There are a range of modifications to the insect body parts that partly account for their great taxonomic and ecological diversity.
The leg of the cat flea, Ctenocephalides felis, (not illustrated) enables it to jump 30 cm. This is because it has a hugely elastic material called resilin which is usually held compressed by the muscles in the thorax. When these muscles relax the resilin springs back to its original shape releasing a burst of energy which is transmitted to the hind legs.
The legs often have hairs and bristles which are sensitive to touch and air movement. Below left is the typical insect leg. There are usually between 1 and 5 tarsal segments, usually ending in 2 claws. The number of segments is often important in identifying species. Tarsal hairs and pores are often sensitive to smell and taste. Crickets have their ears on their front legs at the top of each tibia.
Insect reproduction falls into 3 main phases: courtship, mating and parenting. Not all insects do all 3 phases.

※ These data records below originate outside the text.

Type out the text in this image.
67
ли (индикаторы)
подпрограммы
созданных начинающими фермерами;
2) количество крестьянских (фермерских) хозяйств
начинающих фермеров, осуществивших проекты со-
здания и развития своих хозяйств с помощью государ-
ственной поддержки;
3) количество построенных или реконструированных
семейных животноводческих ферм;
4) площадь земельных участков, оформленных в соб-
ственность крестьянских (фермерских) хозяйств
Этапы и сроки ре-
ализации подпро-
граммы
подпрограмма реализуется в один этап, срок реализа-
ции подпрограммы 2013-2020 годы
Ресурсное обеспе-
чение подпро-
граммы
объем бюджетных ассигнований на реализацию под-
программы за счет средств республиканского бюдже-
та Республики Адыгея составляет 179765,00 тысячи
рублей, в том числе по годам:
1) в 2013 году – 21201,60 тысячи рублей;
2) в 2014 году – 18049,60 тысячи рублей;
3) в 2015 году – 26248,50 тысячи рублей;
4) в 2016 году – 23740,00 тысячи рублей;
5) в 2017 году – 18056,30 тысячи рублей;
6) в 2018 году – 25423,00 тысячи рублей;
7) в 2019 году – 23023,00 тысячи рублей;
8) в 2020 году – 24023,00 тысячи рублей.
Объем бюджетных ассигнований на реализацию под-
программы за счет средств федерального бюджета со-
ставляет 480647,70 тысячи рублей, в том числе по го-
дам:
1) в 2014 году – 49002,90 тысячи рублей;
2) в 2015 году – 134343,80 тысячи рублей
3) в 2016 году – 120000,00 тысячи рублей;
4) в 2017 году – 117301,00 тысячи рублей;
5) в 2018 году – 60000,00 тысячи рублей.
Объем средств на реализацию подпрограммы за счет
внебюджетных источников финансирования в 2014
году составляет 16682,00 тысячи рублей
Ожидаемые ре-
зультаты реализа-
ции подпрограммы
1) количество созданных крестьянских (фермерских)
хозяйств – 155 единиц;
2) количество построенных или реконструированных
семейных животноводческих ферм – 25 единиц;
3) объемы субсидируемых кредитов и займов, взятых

This is when the male and female attract each other. In some this involves sexual dimorphism and behaviour, i. e. the sexes look different - usually it is the male that tries to attract the female, e. g. stag beetles with their huge mandibles, "blue" butterflies, where only the male is brightly coloured, some male dragonflies defend a territory against all but females of the same species.
Scent or pheromones may be the attractant. When pheromones are involved in sexual attraction usually the sex receiving the pheromone will have much more elaborate antennae than the emitter of the pheromone. The insect orders using pheromones as sexual attractants include Lepidoptera (butterflies and moths), Mecoptera (scorpion flies), and Neuroptera (lacewings, etc.).
Sound. Sound as an attractant e. g. in cicadas, crickets and grasshoppers, is produced by stridulation, i. e. one part of the body being rubbed or scraped against another. Male deathwatch beetles bang their heads against the sides of their tunnels to signal a mate. In midges and mosquitoes the high frequency of the female wing beats produces a sound that can be detected by males.
Light. Light as an attractant is used most famously by the glow worm - actually a beetle.
Mating often involves the presentation of a gift by the male to distract the female, and allow the male to leave safely after mating. In scorpion flies at the end of mating the male exudes a sticky blob of protein-rich saliva which hardens in contact with the air, which he presents to the female. with Empid flies the males present an insect wrapped up in a silk parcel. Whereas springtail males produce spermatophores which they just leave in a position where they think the female is likely to find it.
Actual copulation can take from just a few minutes to many hours with the male clinging to the female's back, or joined end to end. Male dytiscid beetles have pads of suckers on their forelegs to enable them to grip on to the female securely. Dragonflies form a mating loop so that the female can reach the sperm capsule in the second segment of the male's abdomen.
Some females have visible ovipositors, e. g. crickets, ichneumon wasps and sawflies for putting their eggs in plants, wood, soil, and even other insects.
Not all insects reproduce solely by mating; some females can produce young without males. Indeed in insects adult males do tend to have a much shorter lifespan than females. Parthogenetically produced eggs are unfertilised, and certain bees, wasps, ants crickets, moths, stick insects, and aphids can reproduce parthenogenetically.
Parenting in most insects consists simply of the female laying eggs and abandoning them, but some get more involved. The social insects - bees, ants, wasps and termites rear their young in a nest community, where the young are tended until they reach adulthood.
An earwig female tends to her batch of eggs for the 2 or 3 weeks it takes them to hatch, turning them and licking them to prevent fungal infection, and defending the nest cavity against intruders. Once the young are born she feeds them saliva and regurgitated food, and will carry them off to a safer site if the chamber is disturbed. Some Heteropteran bugs also behave in this way, and burying beetles (Silphidae) feed their larvae with liquid food from the animal carcass the parents have buried.